Deutsche Zugabe für Polens »Eintopf«

Debatte über Ursachen und Folgen des Zweiten Weltkriegs mit antirussischem Einschlag

  • Julian Bartosz, Wroclaw
  • Lesedauer: 3 Min.
Polens Schaltstellen der »Geschichtspolitik« erwecken derzeit den Eindruck, als ob man nicht so recht wisse, welchem Ereignis die größte Bedeutung beizumessen sei: dem 70. Jahrestag des »Hitler-Stalin-Paktes« vom 23. August 1939, dem Ausbruch des Zweiten Weltkriegs am 1. September 1939, der sich zum 29. Mal jährenden Unterzeichnung der Gdansker Vereinbarung u.a. über die Zulassung einer »freien, von Staat und Partei selbstständigen und unabhängigen Gewerkschaft«, dem »Sieg der Solidarnosc 1989 und der Befreiung vom Kommunismus« – oder am liebsten diese vier historischen Geschehnisse zusammengerührt?

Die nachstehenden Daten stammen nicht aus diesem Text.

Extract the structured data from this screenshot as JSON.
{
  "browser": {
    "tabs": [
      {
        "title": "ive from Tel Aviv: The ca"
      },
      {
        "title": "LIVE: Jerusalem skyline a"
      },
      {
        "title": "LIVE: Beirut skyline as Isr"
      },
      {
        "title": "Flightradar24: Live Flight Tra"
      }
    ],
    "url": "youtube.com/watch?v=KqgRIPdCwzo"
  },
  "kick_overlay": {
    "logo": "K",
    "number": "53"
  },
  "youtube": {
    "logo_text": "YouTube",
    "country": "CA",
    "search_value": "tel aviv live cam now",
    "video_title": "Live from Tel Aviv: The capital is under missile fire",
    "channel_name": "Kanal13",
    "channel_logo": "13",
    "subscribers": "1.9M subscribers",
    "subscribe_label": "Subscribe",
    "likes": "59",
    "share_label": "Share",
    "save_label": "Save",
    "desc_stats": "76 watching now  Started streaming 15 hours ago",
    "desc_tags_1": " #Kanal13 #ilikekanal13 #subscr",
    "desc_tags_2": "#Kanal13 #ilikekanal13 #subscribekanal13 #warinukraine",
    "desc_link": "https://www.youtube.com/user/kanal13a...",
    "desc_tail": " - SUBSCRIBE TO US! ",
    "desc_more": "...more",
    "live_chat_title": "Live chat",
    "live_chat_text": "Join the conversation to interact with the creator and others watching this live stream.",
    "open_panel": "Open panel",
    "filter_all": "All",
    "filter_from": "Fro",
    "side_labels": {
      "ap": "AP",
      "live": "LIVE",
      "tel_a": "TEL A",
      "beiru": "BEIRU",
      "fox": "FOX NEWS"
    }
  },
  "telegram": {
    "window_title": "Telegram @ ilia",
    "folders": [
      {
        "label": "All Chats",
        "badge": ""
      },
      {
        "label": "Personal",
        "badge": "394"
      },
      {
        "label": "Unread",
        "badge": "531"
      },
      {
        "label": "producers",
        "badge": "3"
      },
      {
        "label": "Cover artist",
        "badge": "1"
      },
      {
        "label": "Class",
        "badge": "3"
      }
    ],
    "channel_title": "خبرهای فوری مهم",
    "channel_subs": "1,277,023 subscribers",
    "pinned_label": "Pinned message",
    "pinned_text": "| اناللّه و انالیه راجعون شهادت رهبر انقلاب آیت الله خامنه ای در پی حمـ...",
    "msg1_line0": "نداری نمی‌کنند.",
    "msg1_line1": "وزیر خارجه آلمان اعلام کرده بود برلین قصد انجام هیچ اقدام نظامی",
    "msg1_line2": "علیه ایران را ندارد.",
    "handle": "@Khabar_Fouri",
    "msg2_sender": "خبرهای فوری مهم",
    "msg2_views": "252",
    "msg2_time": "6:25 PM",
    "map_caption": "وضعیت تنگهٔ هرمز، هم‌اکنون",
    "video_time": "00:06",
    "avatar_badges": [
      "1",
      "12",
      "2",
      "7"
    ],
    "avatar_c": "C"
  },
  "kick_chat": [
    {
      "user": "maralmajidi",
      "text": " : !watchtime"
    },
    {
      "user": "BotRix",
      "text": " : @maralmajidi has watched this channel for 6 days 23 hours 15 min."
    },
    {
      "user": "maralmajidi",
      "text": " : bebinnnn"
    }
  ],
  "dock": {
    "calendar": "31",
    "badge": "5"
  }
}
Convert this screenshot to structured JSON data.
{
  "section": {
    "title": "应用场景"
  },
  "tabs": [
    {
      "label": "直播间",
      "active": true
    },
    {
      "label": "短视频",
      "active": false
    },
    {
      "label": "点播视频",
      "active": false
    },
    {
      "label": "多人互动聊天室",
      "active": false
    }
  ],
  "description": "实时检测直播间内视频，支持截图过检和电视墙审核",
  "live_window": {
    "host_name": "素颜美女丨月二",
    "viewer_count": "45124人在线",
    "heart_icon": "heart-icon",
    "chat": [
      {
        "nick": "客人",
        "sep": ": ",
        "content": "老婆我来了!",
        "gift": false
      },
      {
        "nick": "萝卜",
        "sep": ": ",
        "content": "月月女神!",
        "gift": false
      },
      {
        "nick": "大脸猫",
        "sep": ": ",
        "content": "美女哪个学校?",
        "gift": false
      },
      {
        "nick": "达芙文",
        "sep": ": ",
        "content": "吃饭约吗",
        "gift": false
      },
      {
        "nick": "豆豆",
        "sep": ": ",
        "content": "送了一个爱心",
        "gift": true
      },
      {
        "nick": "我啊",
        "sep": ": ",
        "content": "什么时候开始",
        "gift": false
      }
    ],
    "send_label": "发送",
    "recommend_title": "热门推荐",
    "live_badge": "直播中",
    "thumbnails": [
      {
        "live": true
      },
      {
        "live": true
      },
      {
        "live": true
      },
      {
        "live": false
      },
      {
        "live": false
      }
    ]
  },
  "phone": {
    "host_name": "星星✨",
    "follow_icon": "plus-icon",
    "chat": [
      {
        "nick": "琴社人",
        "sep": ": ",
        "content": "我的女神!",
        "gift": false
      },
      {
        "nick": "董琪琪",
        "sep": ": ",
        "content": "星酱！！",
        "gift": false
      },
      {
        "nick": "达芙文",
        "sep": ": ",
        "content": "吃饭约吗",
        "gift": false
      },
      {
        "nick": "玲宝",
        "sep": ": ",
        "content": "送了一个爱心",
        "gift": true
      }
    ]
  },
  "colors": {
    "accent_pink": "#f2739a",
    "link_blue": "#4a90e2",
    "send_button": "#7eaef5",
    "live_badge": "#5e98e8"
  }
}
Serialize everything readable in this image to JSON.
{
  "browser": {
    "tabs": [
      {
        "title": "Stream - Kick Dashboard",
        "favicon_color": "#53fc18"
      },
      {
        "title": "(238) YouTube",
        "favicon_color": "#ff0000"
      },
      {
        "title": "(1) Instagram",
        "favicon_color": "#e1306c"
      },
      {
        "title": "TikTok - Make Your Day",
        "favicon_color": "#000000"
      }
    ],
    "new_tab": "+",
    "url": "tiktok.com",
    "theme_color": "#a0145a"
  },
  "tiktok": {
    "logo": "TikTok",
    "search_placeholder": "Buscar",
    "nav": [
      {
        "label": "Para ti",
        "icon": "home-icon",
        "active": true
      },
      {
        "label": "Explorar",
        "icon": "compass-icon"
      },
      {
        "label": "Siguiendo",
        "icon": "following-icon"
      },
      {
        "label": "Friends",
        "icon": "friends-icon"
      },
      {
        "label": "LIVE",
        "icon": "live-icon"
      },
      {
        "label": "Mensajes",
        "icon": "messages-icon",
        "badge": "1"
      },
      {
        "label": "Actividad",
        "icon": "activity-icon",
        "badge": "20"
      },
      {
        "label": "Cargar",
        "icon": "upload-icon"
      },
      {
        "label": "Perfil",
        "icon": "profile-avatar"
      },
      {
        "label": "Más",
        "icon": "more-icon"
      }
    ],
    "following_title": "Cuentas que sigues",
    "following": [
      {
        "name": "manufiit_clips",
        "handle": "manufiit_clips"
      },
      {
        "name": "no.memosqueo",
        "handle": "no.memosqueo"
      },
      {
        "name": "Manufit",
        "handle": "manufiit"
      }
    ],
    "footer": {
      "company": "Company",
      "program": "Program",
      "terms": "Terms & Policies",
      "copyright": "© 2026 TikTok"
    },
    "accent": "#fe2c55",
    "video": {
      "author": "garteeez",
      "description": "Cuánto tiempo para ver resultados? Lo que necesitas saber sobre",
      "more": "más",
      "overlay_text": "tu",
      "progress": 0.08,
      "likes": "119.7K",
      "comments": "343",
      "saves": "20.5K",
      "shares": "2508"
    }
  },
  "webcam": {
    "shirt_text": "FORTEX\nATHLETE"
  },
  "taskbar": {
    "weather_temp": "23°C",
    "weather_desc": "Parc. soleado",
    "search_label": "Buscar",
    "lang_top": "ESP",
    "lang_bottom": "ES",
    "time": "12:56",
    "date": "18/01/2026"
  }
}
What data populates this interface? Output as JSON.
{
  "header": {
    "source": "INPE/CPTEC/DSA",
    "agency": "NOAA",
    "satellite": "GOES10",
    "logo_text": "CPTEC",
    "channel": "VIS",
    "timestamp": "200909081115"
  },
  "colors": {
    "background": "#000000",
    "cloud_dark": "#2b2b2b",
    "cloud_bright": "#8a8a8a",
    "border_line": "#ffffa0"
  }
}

Polens politisch-historischem »Eintopf«, den für 1939 und 1989 das gleiche Logo symbolisiert, wurde am Wochenende eine deutsche Zugabe beigemischt. Die Medien vermeldeten eine »wichtige Erklärung von etwa 140 deutschen Intellektuellen«, die von der »Gazeta Wyborcza« unter dem Titel »Wir bitten um Verzeihung für 1939, wir danken für 1989« im vollen Wortlaut veröffentlicht wurde. Im Aufmacher auf der ersten Seite »Der unglückliche Pakt« hieß es: »Der deutsche und der sowjetische Überfall auf Polen waren ein Vorspiel zum vernichtenden Krieg und der kommunistischen Unterjochung Osteuropas.« Zwar wird in der Erklärung zugegeben, dass Ursache alles Unheils der mit dem Überfall auf Polen entfesselte Zweite Weltkrieg war. Doch der acht Tage vorher unterzeichnete Pakt zwischen zwei totalitären Regimes habe ihn erst ermöglicht – mit verheerenden Nachkriegsfolgen für die Völker Osteuropas und eines Teils Deutschlands, mit Leid, Verfolgung und Tod für all jene Menschen, die dem Kommunisten im Wege gestanden haben. Die Unterzeichner der Erklärung sind vor allem den Polen dankbar, dass sie nach Jahrzehnten des Kampfes um Freiheit und Demokratie als erste dem kommunistischen System Schläge erteilt hätten.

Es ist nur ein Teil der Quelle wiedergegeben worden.